Problem Statement

Given is a string $S$. From this string, Takahashi will make a new string $T$ as follows.

• First, mark one or more characters in $S$. Here, no two marked characters should be adjacent.
• Next, delete all unmarked characters.
• Finally, let $T$ be the remaining string. Here, it is forbidden to change the order of the characters.

How many strings are there that can be obtained as $T$? Find the count modulo $(10^9 + 7)$.

Constraints

• $S$ is a string of length between $1$ and $2 \\times 10^5$ (inclusive) consisting of lowercase English letters.

---

Input

Input is given from Standard Input in the following format:

$S$

Output

Print the number of different strings that can be obtained as $T$, modulo $(10^9 + 7)$.

---

Sample Input 1

abc

Sample Output 1

4

There are four strings that can be obtained as $T$: a, b, c, and ac.

Marking the first character of $S$ yields a;

marking the second character of $S$ yields b;

marking the third character of $S$ yields c;

marking the first and third characters of $S$ yields ac.

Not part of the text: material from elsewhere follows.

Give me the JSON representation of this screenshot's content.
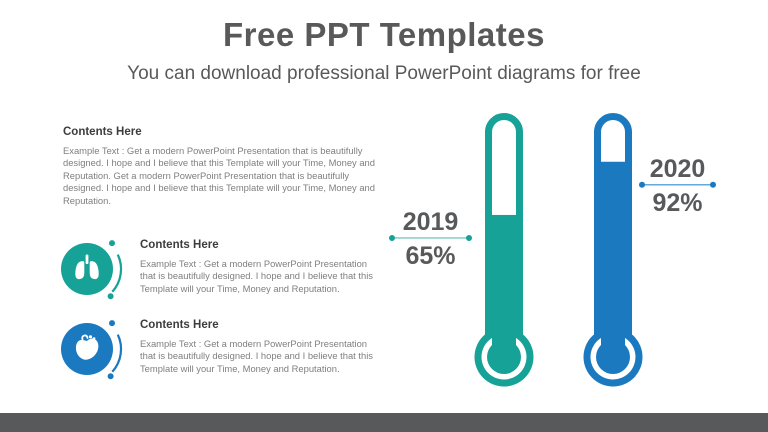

Note that it is forbidden to, for example, mark both the first and second characters.

---

Sample Input 2

aa

Sample Output 2

1

There is just one string that can be obtained as $T$, which is a. Note that marking different positions may result in the same string.

---

Sample Input 3

acba

Sample Output 3

6

There are six strings that can be obtained as $T$: a, b, c, aa, ab, and ca.

---

Sample Input 4

chokudai

Sample Output 4

54